Indonesia: Year in Review 2019

Indonesia has sought to stimulate the economy in 2019, with President Joko Widodo, known as Jokowi, outlining significant growth plans after securing his second term in office.

President Widodo won the April 17 election, defeating opponent Prabowo Subianto with 55.5% of the vote.

The incumbent president’s campaign focused on human capital development and the country’s large-scale infrastructure rollout, as well as efforts to increase foreign investment and diversify the economy away from a reliance on natural resources.

President Widodo’s victory came amid a difficult economic environment globally, with the trade war between the US and China leading to a slowdown in commerce and demand across the region.

Indonesian exports were down 7.8% year-on-year between January and the end of October, according to figures from Statistics Indonesia, while the IMF predicted the year-end trade deficit would widen from 0.4% of GDP to 4.6%.

Concerns over trade have weighed slightly on GDP. In October the Ministry of Finance, together with Bank Indonesia (BI), the central bank, projected year-end growth of between 5% and 5.1%, down on government projections of 5.2% and on the lower end of BI’s 5-5.4% target range.

These figures broadly align with the forecasts of international institutions. The IMF and the World Bank both cut their 2019 growth forecasts from 5.2% to 5%, the lowest annual rate since 2016.

"Since 2018 BI has applied a policy mix which led to low inflation and a stable exchange rate in 2019, and allowed for continued economic growth. We will maintain these business-friendly policies in 2020,” Perry Warjiyo, governor of BI, told OBG.

See also: The Report – Indonesia 2019

Rate cuts and investment incentives

In light of the slightly muted outlook, the country has been proactive in trying to stimulate activity.

BI cut interest rates four times in four consecutive months between July and October, lowering the benchmark rate from 6% to 5% over the period in a bid to stimulate lending and improve liquidity.

The rate cuts dovetail with broader plans to boost growth and investment through the expansion of special economic zones (SEZs), a key priority for the administration.

In October officials unveiled plans to simplify tax holiday schemes relating to investments in SEZs. The government hopes to build on the 13 existing SEZs by inaugurating another seven in 2020, including a digital park on Batam Island, and an export-focused zone for electronics, automotive and chemical industries in Central Java.

The authorities hope to attract Rp726trn ($51.5bn) in investment in SEZs by 2030.

Additional reforms include a proposal to progressively reduce the corporate tax rate from 25% to 20%, starting in 2021, and President Widodo has also highlighted plans to relax the country’s negative investment list.

Expansion of digital economy

Another priority for the government has been the development of Indonesia’s digital economy, a sector with significant growth potential.

Central to this was the mid-October launch of the Palapa Ring broadband project, a $1.3bn, 35,000-km, fibre-optic network designed to provide 4G services to the entire archipelago.

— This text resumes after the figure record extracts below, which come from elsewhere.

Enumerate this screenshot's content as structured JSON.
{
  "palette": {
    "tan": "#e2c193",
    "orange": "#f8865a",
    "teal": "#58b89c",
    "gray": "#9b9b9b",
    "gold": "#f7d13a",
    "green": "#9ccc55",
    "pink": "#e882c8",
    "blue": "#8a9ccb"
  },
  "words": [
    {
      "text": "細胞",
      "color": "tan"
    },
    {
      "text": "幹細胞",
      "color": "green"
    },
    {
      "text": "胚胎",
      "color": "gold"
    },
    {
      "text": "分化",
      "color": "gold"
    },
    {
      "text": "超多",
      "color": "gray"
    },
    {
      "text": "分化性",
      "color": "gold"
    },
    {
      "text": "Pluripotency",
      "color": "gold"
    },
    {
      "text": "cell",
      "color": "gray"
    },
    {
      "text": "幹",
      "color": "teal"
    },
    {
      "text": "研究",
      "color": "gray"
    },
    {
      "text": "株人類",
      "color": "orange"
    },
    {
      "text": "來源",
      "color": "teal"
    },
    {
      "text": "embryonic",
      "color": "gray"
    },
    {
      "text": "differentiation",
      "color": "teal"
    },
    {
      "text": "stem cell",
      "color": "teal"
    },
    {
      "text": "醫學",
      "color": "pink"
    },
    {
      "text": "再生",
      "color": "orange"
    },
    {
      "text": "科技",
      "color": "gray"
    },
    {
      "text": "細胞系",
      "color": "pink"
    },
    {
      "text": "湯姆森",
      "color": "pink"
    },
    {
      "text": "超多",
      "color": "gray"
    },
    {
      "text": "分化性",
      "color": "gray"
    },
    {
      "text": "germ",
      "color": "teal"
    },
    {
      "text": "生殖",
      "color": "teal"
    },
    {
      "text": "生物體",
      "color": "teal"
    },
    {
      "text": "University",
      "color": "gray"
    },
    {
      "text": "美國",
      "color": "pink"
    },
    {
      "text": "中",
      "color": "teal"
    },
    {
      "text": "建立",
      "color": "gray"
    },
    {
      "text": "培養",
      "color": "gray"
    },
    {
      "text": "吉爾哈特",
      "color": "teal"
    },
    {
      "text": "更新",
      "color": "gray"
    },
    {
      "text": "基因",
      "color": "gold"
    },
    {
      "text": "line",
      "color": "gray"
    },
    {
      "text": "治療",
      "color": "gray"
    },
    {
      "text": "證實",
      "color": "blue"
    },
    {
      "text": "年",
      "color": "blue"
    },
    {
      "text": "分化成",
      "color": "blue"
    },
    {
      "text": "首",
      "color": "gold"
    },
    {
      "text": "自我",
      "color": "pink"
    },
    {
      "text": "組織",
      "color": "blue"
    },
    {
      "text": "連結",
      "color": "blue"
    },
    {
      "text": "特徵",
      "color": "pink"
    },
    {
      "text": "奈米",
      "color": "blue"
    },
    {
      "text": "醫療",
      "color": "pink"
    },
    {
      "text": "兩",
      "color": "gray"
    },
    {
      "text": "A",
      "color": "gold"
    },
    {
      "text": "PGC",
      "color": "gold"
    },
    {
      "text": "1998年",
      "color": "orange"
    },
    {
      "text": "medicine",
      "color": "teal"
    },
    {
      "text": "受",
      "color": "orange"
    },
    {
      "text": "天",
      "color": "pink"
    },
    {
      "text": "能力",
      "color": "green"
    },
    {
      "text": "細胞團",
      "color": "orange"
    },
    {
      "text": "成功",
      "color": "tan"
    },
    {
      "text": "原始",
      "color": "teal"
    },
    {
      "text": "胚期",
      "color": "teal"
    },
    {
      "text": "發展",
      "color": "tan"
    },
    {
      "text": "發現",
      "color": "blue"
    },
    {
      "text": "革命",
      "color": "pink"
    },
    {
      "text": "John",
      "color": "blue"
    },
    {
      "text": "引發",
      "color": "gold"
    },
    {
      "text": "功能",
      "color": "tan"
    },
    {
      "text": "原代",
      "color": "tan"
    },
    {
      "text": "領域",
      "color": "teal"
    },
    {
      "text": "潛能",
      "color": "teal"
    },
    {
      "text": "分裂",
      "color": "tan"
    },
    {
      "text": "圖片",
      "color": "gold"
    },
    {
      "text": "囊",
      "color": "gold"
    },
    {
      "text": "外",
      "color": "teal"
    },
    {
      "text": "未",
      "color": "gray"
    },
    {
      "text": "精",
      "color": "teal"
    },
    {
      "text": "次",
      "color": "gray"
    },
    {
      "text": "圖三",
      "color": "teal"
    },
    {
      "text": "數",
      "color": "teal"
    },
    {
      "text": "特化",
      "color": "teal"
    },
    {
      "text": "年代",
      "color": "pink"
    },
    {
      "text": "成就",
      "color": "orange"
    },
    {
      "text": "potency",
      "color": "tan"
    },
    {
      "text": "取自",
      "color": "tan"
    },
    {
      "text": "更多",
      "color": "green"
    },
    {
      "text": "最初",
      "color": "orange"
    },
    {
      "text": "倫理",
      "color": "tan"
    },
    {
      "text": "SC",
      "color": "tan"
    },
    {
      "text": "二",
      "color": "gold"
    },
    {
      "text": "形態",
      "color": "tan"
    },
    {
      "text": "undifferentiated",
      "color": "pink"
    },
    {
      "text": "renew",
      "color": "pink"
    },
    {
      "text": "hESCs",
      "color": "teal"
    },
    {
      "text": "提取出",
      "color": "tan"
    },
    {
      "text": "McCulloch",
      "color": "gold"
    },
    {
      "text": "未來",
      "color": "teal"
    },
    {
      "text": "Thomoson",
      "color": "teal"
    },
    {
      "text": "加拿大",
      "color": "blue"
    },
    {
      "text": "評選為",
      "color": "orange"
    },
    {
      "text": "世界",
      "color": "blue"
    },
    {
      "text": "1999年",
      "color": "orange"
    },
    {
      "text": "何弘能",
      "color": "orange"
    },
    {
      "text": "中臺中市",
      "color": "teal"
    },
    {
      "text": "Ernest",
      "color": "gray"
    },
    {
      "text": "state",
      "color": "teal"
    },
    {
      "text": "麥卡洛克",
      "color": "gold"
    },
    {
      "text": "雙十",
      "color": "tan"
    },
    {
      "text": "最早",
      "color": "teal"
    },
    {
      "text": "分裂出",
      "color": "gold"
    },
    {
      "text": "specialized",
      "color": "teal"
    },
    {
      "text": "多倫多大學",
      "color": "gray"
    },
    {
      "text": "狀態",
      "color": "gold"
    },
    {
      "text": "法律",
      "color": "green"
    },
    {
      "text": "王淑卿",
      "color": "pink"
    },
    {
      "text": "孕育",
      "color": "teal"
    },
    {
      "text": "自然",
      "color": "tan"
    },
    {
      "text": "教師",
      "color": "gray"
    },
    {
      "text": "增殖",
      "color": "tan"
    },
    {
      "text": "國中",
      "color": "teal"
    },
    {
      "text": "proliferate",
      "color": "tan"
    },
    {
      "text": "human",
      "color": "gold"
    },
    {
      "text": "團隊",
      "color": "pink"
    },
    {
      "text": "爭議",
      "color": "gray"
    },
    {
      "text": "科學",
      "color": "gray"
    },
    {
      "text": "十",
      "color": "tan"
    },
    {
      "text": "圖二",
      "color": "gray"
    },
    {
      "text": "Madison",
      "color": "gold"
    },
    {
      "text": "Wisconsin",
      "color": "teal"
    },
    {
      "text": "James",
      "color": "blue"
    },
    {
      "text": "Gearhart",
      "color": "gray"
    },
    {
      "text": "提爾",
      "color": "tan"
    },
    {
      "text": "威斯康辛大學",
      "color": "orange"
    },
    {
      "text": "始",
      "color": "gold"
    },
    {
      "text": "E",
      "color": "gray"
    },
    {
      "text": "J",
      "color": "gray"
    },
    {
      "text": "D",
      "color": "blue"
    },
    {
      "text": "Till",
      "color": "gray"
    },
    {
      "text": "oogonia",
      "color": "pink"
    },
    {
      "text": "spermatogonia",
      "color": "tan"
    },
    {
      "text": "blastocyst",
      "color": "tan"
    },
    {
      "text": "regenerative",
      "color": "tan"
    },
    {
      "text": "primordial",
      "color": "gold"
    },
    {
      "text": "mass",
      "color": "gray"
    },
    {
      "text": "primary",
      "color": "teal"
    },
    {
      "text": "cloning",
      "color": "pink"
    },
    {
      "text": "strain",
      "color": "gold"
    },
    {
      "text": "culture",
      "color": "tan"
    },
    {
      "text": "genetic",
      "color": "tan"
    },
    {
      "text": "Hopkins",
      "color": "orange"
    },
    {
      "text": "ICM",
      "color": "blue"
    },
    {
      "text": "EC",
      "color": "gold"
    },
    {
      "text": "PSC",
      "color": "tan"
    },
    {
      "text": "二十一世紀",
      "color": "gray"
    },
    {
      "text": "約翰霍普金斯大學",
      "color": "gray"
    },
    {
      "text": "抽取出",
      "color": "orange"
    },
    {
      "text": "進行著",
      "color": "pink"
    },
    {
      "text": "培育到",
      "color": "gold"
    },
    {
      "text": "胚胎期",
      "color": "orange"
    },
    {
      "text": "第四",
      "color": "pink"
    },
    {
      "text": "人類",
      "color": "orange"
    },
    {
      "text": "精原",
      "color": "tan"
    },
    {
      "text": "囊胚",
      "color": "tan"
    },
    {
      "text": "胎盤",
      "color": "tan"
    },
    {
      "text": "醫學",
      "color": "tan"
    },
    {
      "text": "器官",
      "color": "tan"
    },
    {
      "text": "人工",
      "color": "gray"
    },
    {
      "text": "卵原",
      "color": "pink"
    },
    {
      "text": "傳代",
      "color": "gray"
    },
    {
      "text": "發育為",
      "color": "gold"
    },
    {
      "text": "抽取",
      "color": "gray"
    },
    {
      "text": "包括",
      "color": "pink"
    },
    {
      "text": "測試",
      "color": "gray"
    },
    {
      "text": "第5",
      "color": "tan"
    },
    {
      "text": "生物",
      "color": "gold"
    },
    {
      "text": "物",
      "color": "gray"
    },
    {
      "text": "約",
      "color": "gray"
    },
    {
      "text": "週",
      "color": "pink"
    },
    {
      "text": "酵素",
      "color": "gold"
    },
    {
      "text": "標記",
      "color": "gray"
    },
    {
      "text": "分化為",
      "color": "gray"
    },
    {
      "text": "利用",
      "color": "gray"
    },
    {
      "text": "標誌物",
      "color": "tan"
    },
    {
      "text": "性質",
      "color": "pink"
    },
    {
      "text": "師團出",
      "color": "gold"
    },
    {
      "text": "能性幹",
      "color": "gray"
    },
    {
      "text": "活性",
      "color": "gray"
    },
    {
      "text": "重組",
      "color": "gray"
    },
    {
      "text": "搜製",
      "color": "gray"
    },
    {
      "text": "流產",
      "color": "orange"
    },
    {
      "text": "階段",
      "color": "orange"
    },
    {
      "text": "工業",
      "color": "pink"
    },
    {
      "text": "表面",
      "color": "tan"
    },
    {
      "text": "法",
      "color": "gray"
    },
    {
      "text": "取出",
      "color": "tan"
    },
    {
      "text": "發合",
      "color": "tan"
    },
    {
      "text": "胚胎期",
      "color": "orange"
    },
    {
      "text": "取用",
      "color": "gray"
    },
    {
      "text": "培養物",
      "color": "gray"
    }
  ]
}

In addition to infrastructure upgrades, a number of companies have invested in the domestic ICT sector.

In July it was announced that Japanese investment giant SoftBank – through Singaporean firm Grab – would invest $2bn in Indonesia over the next five years to upgrade digital infrastructure.

The funds will go towards creating a new, environmentally friendly urban transport network based on electric vehicles and geo-mapping, as well as expanding electronic health care services.

Meanwhile, in September Japanese telecoms operator NTT unveiled plans to invest $500m in a new data centre, the company’s third in the country.

Advancements in digital technology are expected to have a widespread effect on the entire economy, benefitting sectors such as agriculture, health care and industry – the latter being a primary focus of the government’s Making Indonesia 4.0 strategy.

“For Indonesia to continue its role as a major player in Asia’s tech industries, we need to pay attention to two things. First, we must have the infrastructure to support the digital ecosystem, and second, we must empower our ICT talent to play a major role in the industry," Muhamad Fajrin, co-founder of local e-commerce company Bukalapak, told OBG.

New capital announcement

In 2019 the government announced plans to relocate its capital city from Jakarta to East Kalimantan, located on the island of Borneo.

The new capital will be located between Samarinda City and the port city of Balikpapan, in what is considered a strategic location in the centre of the Indonesian archipelago.

The government said the relocation would cost an estimated $33bn, to be funded by a mix of state and private investment, and public-private partnerships. Construction could start as early as 2020, with the relocation of civil servants slated to begin in 2024.

While the move will help stimulate economic activity on sparsely populated Borneo, it will also ease pressure on the existing capital, Jakarta. With a population of around 10m, many parts of the city suffer from overcrowding and congestion, and it is also susceptible to floods and sinking due to the overuse of groundwater.